Walsh was speaking in favor of an amendment to a bill ending mandatory overtime and mandating rest breaks in hospitals that would exclude small, rural hospitals from the legislation.

Her statement struck a nerve. Besides wide frustration from the 8,500 nurses and healthcare professionals in my union, the Pennsylvania Association of Staff Nurses and Allied Professionals (PASNAP), and at Temple University Hospital where I work, over 700,000 people have signed a petition on Change.org asking state Senator Walsh to shadow a nurse for a shift.

The senator’s comments reveal a deep misunderstanding of how nurses and healthcare professionals actually work. We rarely if ever get real breaks on the job. In 35 years of nursing, I have never seen nurses on the clock playing cards. Saving lives takes work, and we do it.

PASNAP has spent two decades fighting for the rights of healthcare workers to have bona fide rest breaks. Thanks to the leadership of legislators like Rep. Gene DiGirolamo (R-Bensalem), and a broad coalition of nurses and healthcare workers led by PASNAP and SEIU Healthcare PA, we were in 2008 able to get a ban on mandatory overtime passed in Pennsylvania — a right nurses and healthcare professionals in Washington state are seeking to expand.

Senator Walsh’s remarks were disgraceful. But hidden under more sophisticated language, we hear this pathology all the time from administrators that make the crucial staffing decisions in our community hospitals.

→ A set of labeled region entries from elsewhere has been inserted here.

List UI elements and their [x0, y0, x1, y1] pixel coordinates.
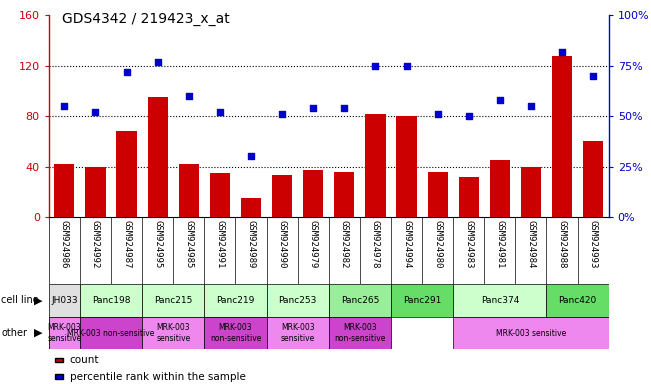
Bar: [210, 173, 230, 217]
Bar: [142, 317, 204, 349]
Point: [370, 63, 381, 69]
Text: GSM924979: GSM924979: [309, 220, 318, 268]
Text: other: other: [1, 328, 27, 338]
Bar: [391, 284, 453, 317]
Text: count: count: [70, 355, 99, 365]
Point: [308, 105, 318, 111]
Text: GSM924987: GSM924987: [122, 220, 131, 268]
Text: GSM924995: GSM924995: [153, 220, 162, 268]
Text: percentile rank within the sample: percentile rank within the sample: [70, 372, 245, 382]
Point: [277, 111, 287, 117]
Text: GSM924983: GSM924983: [464, 220, 473, 268]
Text: GSM924991: GSM924991: [215, 220, 225, 268]
Bar: [85, 167, 105, 217]
Point: [401, 63, 411, 69]
Bar: [329, 284, 391, 317]
Text: Panc265: Panc265: [340, 296, 379, 305]
Bar: [428, 172, 448, 217]
Bar: [303, 170, 324, 217]
Bar: [117, 131, 137, 217]
Bar: [49, 317, 80, 349]
Text: Panc219: Panc219: [216, 296, 255, 305]
Text: ▶: ▶: [34, 295, 42, 306]
Text: GSM924984: GSM924984: [527, 220, 535, 268]
Text: GSM924985: GSM924985: [184, 220, 193, 268]
Bar: [329, 317, 391, 349]
Point: [557, 49, 567, 55]
Text: MRK-003 sensitive: MRK-003 sensitive: [496, 329, 566, 338]
Text: MRK-003
non-sensitive: MRK-003 non-sensitive: [334, 323, 385, 343]
Text: Panc198: Panc198: [92, 296, 130, 305]
Text: GSM924993: GSM924993: [589, 220, 598, 268]
Bar: [266, 317, 329, 349]
Bar: [204, 317, 266, 349]
Text: GSM924994: GSM924994: [402, 220, 411, 268]
Point: [184, 93, 194, 99]
Point: [121, 69, 132, 75]
Text: Panc291: Panc291: [403, 296, 441, 305]
Text: Panc215: Panc215: [154, 296, 193, 305]
Bar: [54, 164, 74, 217]
Bar: [458, 177, 479, 217]
Text: ▶: ▶: [34, 328, 42, 338]
Bar: [142, 284, 204, 317]
Text: GSM924989: GSM924989: [247, 220, 255, 268]
Bar: [80, 317, 142, 349]
Text: GSM924986: GSM924986: [60, 220, 69, 268]
Bar: [148, 97, 168, 217]
Point: [432, 111, 443, 117]
Bar: [49, 284, 80, 317]
Bar: [80, 284, 142, 317]
Bar: [552, 56, 572, 217]
Bar: [546, 284, 609, 317]
Text: GDS4342 / 219423_x_at: GDS4342 / 219423_x_at: [62, 12, 230, 25]
Point: [90, 109, 101, 115]
Text: MRK-003
non-sensitive: MRK-003 non-sensitive: [210, 323, 261, 343]
Point: [588, 73, 598, 79]
Bar: [521, 167, 541, 217]
Bar: [241, 198, 261, 217]
Point: [526, 103, 536, 109]
Point: [464, 113, 474, 119]
Bar: [266, 284, 329, 317]
Point: [339, 105, 350, 111]
Text: GSM924988: GSM924988: [557, 220, 566, 268]
Text: cell line: cell line: [1, 295, 39, 306]
Text: MRK-003
sensitive: MRK-003 sensitive: [281, 323, 315, 343]
Bar: [272, 175, 292, 217]
Text: MRK-003
sensitive: MRK-003 sensitive: [48, 323, 81, 343]
Text: MRK-003 non-sensitive: MRK-003 non-sensitive: [67, 329, 155, 338]
Bar: [365, 114, 385, 217]
Text: GSM924978: GSM924978: [371, 220, 380, 268]
Point: [59, 103, 70, 109]
Bar: [396, 116, 417, 217]
Bar: [453, 284, 546, 317]
Text: MRK-003
sensitive: MRK-003 sensitive: [156, 323, 190, 343]
Text: GSM924980: GSM924980: [433, 220, 442, 268]
Text: Panc374: Panc374: [480, 296, 519, 305]
Point: [215, 109, 225, 115]
Text: Panc420: Panc420: [559, 296, 597, 305]
Point: [495, 97, 505, 103]
Text: GSM924981: GSM924981: [495, 220, 505, 268]
Point: [152, 59, 163, 65]
Point: [246, 154, 256, 160]
Text: GSM924992: GSM924992: [91, 220, 100, 268]
Bar: [334, 172, 354, 217]
Text: JH033: JH033: [51, 296, 77, 305]
Text: Panc253: Panc253: [279, 296, 317, 305]
Bar: [453, 317, 609, 349]
Bar: [583, 141, 603, 217]
Bar: [178, 164, 199, 217]
Bar: [490, 160, 510, 217]
Text: GSM924982: GSM924982: [340, 220, 349, 268]
Bar: [204, 284, 266, 317]
Text: GSM924990: GSM924990: [277, 220, 286, 268]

One of the most common rejoinders to Senator Walsh shared by nurses and healthcare professionals on Facebook is a picture of a hospital room after a critically ill patient has left. Blood and mess are everywhere. This is the definition of an “emergency.” Hospitals exist to care for patients in emergency situations, and nobody can predict when a 9-car pileup will happen. Or a school bus crash. Or a mass shooting. Or a terrorist attack. Or a train derailment, which happened in May 2015. If hospitals aren’t staffed with enough nurses and healthcare professionals, people will die.

California is the only state that has recognized this by mandating minimum nurse staffing levels for hospitals. Researchers from the University of Pennsylvania have found that those standards, if implemented in Pennsylvania, would save over 250 lives per year.

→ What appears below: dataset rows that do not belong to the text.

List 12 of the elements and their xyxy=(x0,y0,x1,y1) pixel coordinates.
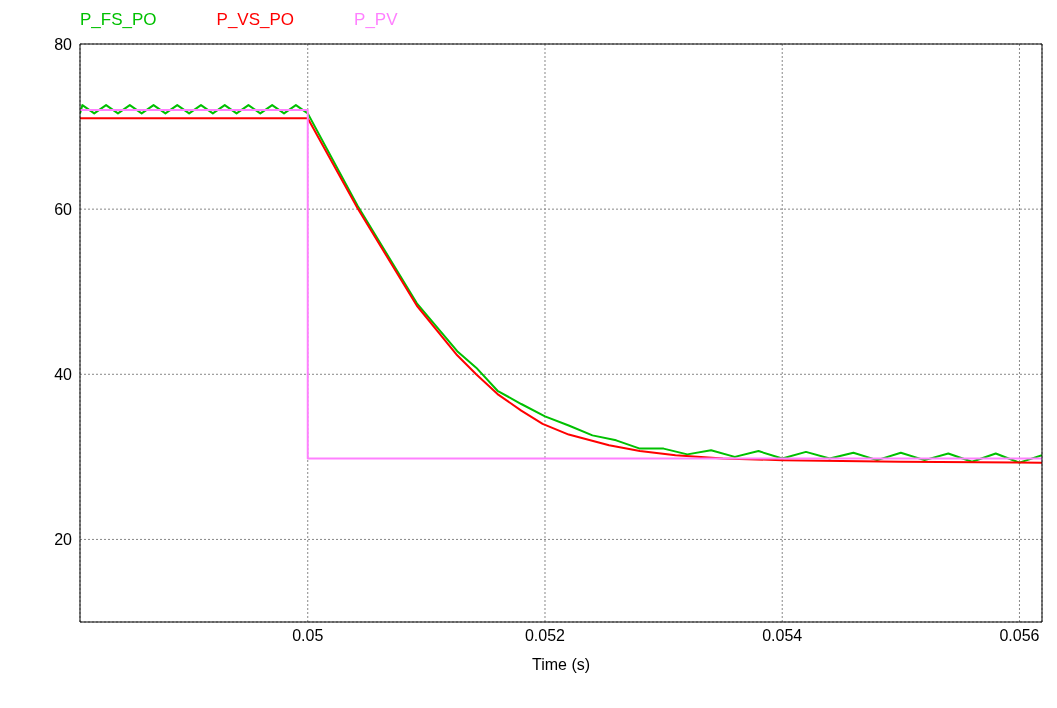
text: P_PV xyxy=(354,10,398,30)
x-tick-label: 0.052 xyxy=(524,627,566,645)
x-tick-label: 0.05 xyxy=(292,627,324,645)
y-tick-label: 60 xyxy=(54,200,73,218)
y-tick-label: 40 xyxy=(54,365,73,383)
y-tick-label: 20 xyxy=(54,531,73,549)
y-tick-label: 80 xyxy=(54,35,73,53)
x-tick-label: 0.054 xyxy=(762,627,803,645)
x-tick-label: 0.056 xyxy=(999,627,1040,645)
x-axis-title: Time (s) xyxy=(531,656,591,673)
text: P_FS_PO xyxy=(80,10,157,30)
text: P_VS_PO xyxy=(216,10,295,30)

On March 20, safe staffing legislation was re-introduced in Harrisburg by Senator Maria Collett (D-District 12) and Rep. DiGirolamo. With 20 sponsors in the Senate and over 60 in the House, the legislation is closer to passage than ever before. Because the fact is that nurses rarely if ever get any down time, and hospitals need to staff adequately for patients to receive the care they need.

Our biggest opponent, unfortunately, is the Hospital and Healthsystems Association of Pennsylvania, which with resources and influence at its disposal has consistently opposed staffing legislation.

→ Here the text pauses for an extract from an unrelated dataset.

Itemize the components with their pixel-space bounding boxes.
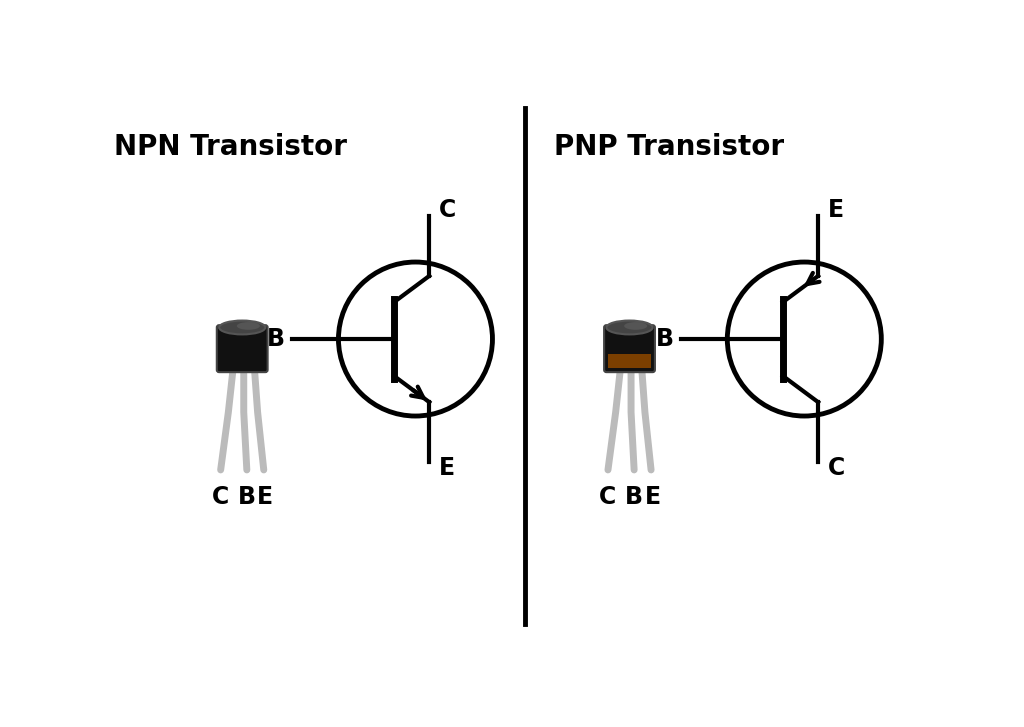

Some hospital leaders claim that safe staffing laws would hurt their bottom line — but the research doesn’t support that. A 2013 study from Health Care Management Review found that in competitive hospital markets like Pittsburgh and Philadelphia, safe staffing levels are associated with positive financial indicators for hospitals. In less competitive markets, lowered nurse staffing levels do not generate financial gains.

Despite the intransigence of hospital executives, the outrage over Senator Walsh’s comments shows how fed-up nurses and healthcare professionals are with policymakers who do not understand the work we do. There’s a rising sense in our professions that we need to take matters into our own hands. That’s exactly what we’re going to do, and it starts with ironclad safe staffing standards, written into law.

Maureen May, RN, is president of the Pennsylvania Association of Staff Nurses and Allied Professionals.